Genetik teknolojisindeki en son gelişmeleri kullanarak, araştırmacılar dünya çapında ve yakın akrabaları ile birlikte dünya çapında 199 modern ve tarihsel tatlı patates analiz etti. Londra Doğa Tarihi Müzesi’nde bulunan bir örnek, Kaptan James Cook’un 1769’da Yeni Zelanda’ya ve Toplum Adalarına yönelik orijinal gezisinden geldi. Çeşitli örneklerden DNA’yı çıkararak, birbirlerinden ne kadar farklı olduklarını analiz ederek, bilim adamları ne kadar süre önce ayrıldıklarını veya ortak atalarının olduğunu anlayabilirler.
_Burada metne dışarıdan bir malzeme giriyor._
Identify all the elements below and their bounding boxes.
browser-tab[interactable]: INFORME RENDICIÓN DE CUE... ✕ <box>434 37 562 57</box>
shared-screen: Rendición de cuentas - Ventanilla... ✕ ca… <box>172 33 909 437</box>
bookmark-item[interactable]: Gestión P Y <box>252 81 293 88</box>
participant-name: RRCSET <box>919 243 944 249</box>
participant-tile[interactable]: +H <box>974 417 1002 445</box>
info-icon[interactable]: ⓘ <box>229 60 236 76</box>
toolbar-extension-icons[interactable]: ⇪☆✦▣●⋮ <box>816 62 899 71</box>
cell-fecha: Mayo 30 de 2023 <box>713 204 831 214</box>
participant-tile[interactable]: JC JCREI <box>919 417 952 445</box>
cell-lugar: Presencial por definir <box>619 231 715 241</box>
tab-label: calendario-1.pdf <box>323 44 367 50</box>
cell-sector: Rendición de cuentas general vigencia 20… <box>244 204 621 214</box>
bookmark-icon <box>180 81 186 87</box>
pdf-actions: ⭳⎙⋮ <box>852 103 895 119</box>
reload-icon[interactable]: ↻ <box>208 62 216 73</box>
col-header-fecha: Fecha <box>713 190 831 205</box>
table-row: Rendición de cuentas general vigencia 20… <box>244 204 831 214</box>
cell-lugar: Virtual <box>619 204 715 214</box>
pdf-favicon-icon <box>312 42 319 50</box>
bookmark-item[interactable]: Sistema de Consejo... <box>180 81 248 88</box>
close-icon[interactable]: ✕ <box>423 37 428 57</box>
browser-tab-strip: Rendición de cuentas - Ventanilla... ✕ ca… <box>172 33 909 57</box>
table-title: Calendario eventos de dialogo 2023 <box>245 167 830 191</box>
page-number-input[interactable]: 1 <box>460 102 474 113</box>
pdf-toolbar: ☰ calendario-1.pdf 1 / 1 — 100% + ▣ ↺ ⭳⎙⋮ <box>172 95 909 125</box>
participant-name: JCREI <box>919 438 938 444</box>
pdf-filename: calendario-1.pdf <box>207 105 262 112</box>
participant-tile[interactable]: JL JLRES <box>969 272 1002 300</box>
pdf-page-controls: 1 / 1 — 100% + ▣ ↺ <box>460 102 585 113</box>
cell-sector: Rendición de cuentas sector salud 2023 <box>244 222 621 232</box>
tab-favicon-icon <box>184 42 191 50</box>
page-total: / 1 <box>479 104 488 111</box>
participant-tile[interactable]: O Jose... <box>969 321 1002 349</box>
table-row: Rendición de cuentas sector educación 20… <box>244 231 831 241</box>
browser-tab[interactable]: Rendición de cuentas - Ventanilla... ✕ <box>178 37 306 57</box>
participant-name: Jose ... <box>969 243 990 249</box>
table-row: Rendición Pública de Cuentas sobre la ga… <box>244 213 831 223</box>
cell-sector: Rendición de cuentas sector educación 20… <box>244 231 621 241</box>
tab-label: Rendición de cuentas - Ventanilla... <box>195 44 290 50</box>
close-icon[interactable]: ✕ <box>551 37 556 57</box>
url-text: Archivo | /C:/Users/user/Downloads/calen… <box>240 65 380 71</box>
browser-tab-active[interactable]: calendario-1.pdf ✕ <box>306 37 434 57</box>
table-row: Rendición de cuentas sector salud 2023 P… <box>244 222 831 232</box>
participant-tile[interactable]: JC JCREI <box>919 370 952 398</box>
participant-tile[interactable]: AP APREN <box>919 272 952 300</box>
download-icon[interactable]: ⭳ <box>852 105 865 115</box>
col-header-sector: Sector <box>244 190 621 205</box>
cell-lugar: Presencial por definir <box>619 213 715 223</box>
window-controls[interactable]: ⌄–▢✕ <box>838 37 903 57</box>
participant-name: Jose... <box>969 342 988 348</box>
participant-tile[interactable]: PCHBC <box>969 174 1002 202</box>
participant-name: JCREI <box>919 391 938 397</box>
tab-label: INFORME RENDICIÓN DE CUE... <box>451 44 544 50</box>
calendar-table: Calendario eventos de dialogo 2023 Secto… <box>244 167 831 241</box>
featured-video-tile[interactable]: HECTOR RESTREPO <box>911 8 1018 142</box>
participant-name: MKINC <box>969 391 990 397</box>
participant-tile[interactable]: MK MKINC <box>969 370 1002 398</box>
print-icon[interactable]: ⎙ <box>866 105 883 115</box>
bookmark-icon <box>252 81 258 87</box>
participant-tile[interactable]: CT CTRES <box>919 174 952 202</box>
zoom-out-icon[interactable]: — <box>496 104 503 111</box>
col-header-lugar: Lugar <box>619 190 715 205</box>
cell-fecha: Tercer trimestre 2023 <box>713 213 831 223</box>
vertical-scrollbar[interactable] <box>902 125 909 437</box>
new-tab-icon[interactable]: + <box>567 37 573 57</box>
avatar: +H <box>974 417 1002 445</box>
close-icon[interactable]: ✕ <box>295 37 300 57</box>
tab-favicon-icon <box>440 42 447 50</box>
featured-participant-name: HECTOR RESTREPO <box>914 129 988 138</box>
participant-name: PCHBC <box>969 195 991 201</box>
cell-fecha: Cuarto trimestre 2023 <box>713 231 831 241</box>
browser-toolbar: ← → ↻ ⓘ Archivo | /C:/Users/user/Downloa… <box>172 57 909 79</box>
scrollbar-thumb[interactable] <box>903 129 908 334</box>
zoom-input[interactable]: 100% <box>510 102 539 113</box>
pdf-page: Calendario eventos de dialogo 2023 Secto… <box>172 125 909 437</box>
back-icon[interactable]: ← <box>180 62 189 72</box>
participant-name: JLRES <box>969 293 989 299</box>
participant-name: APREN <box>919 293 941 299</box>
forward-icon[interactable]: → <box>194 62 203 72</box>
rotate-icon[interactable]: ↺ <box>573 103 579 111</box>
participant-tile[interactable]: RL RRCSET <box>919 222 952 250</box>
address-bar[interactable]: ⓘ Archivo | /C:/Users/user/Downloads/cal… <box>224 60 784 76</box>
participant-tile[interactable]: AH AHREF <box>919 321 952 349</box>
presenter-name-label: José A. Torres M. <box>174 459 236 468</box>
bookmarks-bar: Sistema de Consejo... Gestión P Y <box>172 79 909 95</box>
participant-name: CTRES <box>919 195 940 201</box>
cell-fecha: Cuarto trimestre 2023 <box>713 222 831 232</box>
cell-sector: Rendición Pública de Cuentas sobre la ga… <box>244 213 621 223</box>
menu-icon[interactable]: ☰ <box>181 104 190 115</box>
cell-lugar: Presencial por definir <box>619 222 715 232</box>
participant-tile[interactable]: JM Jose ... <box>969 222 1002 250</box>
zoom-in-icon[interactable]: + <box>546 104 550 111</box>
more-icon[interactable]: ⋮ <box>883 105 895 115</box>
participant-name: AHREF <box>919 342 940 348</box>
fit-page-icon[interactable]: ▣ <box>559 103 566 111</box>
Polinezya’dan toplanan en küçük tatlı patates örneğinin “100 bin yıl önce Amerika kıtasındaki diğer örneklerinden ayrıldığını gösteren eşsiz bir genetik imzası” olduğunu belirten çalışma, kanıtların “aşırı derecede güçlü” olduğunu ve insanların hiçbir şeyleri olmadığını söyledi.

Bu nedenle Carruthers, rüzgarın yayılmasının ya da bir kuşun ya da deniz çöplerinin bir kümesinin üzerinde gezinen tohumların Dünya’da bu kadar yaygın hale gelmesine yardım etmesinin daha muhtemel olduğunu söyledi.

Diğer çalışmalar

     2013 yılında Fransız araştırmacı Caroline Roullier tarafından yürütülen ve tatlı patatesler üzerinde daha küçük bir DNA veri seti kullanan bir başka genetik çalışma, üç farklı dalgada tatlı patateslerin insan yolcuları tarafından dağıtıldığını gösteren üç taraflı hipotez olarak bilinen şeyi destekledi. Buradaki fikir, tatlı patateslerin Polinezya yerlileri tarafından Okyanusya’ya sokulması, daha sonra yeni çıkarıp, Avrupalılar tarafından Meksika ve Karayipler’den iki farklı rotaya yayılmasıdır. Oxford Üniversitesi’nde sistematik botanik profesörü olan Robert Scotland, ekibinin veri kümesinin Roullier’den çok daha büyük olduğunu ve 600’den fazla nükleer gen içerdiğini söyledi. Ancak Kaliforniya Üniversitesi, Berkeley’deki Güney Pasifik arkeolojisi uzmanı Pat Kirch, üçlü hipotezleri zayıflatmayı başaramadığını söyleyerek Oxford önderliğindeki çalışmaya katılmıyordu. Kirch, Polinezya’da bulunan tatlı patates türünün 100.000 yıl önce Güney Amerika’daki akrabalarından ayrılsa bile, bu özel, farklı numunenin Güney Amerika’yı ziyaret eden Polinezyalılar tarafından alınmasının ve onlarla geri getirilmesinin mümkün olduğunu söyledi. Dahası, Oxford ekibi, rüzgarla yoluna devam ettiğini kanıtlamanın kısa sürdüğünü belirtti.

“Doğal dağılımı ispatlamak için, bir tür paleobotanik bağlamda, tatlı öncesi patatese karşı, insandan önce. Polenler gibi,” dedi.
“Bunun gibi bir kanıtları yok.”

Ayrıca, ekibin “oldukça dar düşünerek”, Pacific Island arkeolojik sitelerinde bulunan radyokarbon tarihli fosilleşmiş yumrular gibi kanıtları göz ardı ettiğini ve tatlı patates için Polinezya kelimesinin “kumara” ya da “kuumala” olduğunu hatırladığını söyledi. cumal, “Andean yerlilerinin konuştuğu bir dilde terimler. Polinezyalıların, sağlam çift gövdeli kanolarla donatılmış mükemmel deniz navigatörleri olduğu da biliniyordu.

  • Site İçi Yorumlar

Aşağıdaki Boş Yeri Doldurun *Captcha loading...

En az 10 karakter gerekli

Gönderdiğiniz yorum moderasyon ekibi tarafından incelendikten sonra yayınlanacaktır.